Putting It All Together

class Compiler {
  compile(source: string): string {
    // 1. Lexical analysis
    console.log("Lexing...");
    const lexer = new Lexer(source);
    const tokens = lexer.tokenize();

    // 2. Parsing
    console.log("Parsing...");
    const parser = new Parser(tokens);
    const ast = parser.parse();

    // 3. Semantic analysis
    console.log("Semantic analysis...");
    const analyzer = new SemanticAnalyzer();
    analyzer.analyze(ast);

    // 4. IR generation
    console.log("Generating IR...");
    const irGen = new IRGenerator();
    const ir = irGen.generate(ast);

    // 5. Optimization
    console.log("Optimizing...");
    const optimizer = new Optimizer();
    const optimizedIR = optimizer.optimize(ir);

    // 6. Code generation
    console.log("Generating assembly...");
    const codeGen = new X86CodeGenerator();
    const assembly = codeGen.generate(optimizedIR);

    return assembly;
  }
}

// Usage
const compiler = new Compiler();
const program = "let x = 10 + 20 * 30;";
const assembly = compiler.compile(program);
console.log(assembly);

Output assembly:

section .text
global _start
_start:
  mov rax, 20
  imul rax, 30
  mov rbx, rax
  mov rcx, 10
  mov rcx, rcx
  add rcx, rbx
  mov rdx, rcx
  ; Exit
  mov rax, 60
  xor rdi, rdi
  syscall

Conclusion

Compilers are the bridge between human thought and machine execution.
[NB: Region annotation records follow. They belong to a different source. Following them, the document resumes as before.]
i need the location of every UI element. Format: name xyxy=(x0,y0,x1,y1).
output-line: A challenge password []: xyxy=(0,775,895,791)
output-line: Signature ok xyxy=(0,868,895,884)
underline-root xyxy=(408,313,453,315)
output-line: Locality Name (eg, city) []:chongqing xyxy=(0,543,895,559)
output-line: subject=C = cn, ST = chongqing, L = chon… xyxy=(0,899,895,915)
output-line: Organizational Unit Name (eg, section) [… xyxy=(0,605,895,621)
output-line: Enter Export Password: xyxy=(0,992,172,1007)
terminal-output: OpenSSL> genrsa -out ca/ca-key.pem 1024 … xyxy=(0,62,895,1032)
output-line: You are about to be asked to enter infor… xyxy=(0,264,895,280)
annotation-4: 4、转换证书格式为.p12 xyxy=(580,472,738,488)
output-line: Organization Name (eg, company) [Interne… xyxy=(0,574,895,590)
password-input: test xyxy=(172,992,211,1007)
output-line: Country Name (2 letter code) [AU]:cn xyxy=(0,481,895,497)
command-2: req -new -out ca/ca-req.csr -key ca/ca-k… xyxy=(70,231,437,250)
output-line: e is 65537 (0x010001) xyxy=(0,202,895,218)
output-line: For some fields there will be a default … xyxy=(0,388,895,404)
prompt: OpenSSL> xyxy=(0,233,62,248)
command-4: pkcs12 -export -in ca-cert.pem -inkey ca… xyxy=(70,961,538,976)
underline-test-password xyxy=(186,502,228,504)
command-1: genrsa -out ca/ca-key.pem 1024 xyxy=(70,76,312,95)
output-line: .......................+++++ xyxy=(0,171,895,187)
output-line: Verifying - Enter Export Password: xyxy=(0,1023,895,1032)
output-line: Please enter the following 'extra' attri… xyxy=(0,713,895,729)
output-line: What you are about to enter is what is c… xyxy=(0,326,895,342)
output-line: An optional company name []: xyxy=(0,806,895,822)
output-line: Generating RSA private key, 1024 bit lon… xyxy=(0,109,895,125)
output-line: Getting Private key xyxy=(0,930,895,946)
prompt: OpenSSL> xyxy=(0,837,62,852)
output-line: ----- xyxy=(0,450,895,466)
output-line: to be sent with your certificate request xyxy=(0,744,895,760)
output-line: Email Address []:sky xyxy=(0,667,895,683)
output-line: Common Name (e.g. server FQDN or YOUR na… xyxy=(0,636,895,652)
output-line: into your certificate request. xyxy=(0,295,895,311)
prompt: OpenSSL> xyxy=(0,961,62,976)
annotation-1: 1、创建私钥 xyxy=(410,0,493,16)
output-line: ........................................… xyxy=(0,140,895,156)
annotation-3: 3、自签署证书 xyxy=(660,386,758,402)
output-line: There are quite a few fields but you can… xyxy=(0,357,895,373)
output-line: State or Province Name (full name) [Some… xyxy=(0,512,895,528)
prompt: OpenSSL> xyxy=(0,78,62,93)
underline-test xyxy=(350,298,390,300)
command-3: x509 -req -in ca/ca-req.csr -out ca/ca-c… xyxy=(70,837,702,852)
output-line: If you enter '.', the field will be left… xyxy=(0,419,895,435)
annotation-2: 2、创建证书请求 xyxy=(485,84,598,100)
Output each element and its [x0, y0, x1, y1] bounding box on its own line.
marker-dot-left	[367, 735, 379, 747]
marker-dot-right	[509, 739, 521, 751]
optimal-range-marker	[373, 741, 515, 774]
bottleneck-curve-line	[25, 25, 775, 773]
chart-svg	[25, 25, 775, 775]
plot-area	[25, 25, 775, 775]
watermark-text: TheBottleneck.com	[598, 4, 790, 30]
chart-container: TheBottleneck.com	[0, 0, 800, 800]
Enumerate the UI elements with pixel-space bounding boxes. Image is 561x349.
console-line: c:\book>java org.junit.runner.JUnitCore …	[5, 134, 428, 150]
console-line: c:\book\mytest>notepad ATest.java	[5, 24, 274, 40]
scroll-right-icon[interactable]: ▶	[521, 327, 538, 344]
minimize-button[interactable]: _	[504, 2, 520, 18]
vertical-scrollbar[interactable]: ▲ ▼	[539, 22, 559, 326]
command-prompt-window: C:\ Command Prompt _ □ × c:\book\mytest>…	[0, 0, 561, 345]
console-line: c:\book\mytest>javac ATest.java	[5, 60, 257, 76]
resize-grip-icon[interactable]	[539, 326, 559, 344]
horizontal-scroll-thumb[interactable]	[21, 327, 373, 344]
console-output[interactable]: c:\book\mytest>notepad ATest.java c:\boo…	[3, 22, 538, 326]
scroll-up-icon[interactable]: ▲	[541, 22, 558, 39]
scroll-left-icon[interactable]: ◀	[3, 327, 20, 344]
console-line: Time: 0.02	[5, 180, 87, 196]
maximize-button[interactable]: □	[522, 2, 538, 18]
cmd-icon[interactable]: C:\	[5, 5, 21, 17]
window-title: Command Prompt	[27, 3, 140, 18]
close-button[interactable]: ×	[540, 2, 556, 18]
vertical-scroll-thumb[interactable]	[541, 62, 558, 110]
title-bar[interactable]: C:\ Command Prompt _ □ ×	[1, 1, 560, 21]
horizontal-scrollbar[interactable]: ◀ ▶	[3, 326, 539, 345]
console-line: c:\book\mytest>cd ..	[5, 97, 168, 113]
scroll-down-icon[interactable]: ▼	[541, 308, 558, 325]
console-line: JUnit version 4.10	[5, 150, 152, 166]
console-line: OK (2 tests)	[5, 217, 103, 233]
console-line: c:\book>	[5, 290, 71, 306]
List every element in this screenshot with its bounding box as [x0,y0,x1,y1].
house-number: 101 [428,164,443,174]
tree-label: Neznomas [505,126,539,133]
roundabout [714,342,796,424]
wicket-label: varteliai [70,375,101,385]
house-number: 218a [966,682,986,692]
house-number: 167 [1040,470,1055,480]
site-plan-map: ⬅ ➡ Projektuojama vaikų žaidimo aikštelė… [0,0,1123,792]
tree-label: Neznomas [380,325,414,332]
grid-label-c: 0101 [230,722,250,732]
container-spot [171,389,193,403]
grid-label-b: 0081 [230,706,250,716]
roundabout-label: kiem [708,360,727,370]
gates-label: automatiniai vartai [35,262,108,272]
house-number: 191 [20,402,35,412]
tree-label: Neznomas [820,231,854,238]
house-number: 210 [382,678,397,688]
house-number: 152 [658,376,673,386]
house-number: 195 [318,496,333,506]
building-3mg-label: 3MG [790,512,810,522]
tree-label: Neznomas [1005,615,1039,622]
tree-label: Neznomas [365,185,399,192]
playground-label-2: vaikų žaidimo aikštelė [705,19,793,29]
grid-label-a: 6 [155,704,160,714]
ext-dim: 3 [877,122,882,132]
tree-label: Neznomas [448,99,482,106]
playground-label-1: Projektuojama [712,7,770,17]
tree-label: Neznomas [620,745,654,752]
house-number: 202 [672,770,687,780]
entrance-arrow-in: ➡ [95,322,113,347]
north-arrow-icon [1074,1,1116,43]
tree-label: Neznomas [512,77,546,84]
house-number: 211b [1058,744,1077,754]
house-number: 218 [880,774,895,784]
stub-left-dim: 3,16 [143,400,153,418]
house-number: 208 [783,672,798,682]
Understanding them makes you a better programmer.

Key takeaways:

  • Compilation is a multi-phase pipeline
  • Each phase has a specific responsibility
  • IR enables target-independent optimization
  • Real compilers use sophisticated algorithms (graph coloring for register allocation, SSA for optimization)

Modern compilers like LLVM and GCC are marvels of engineering with millions of lines of code. But at their core, they follow the same principles we explored here.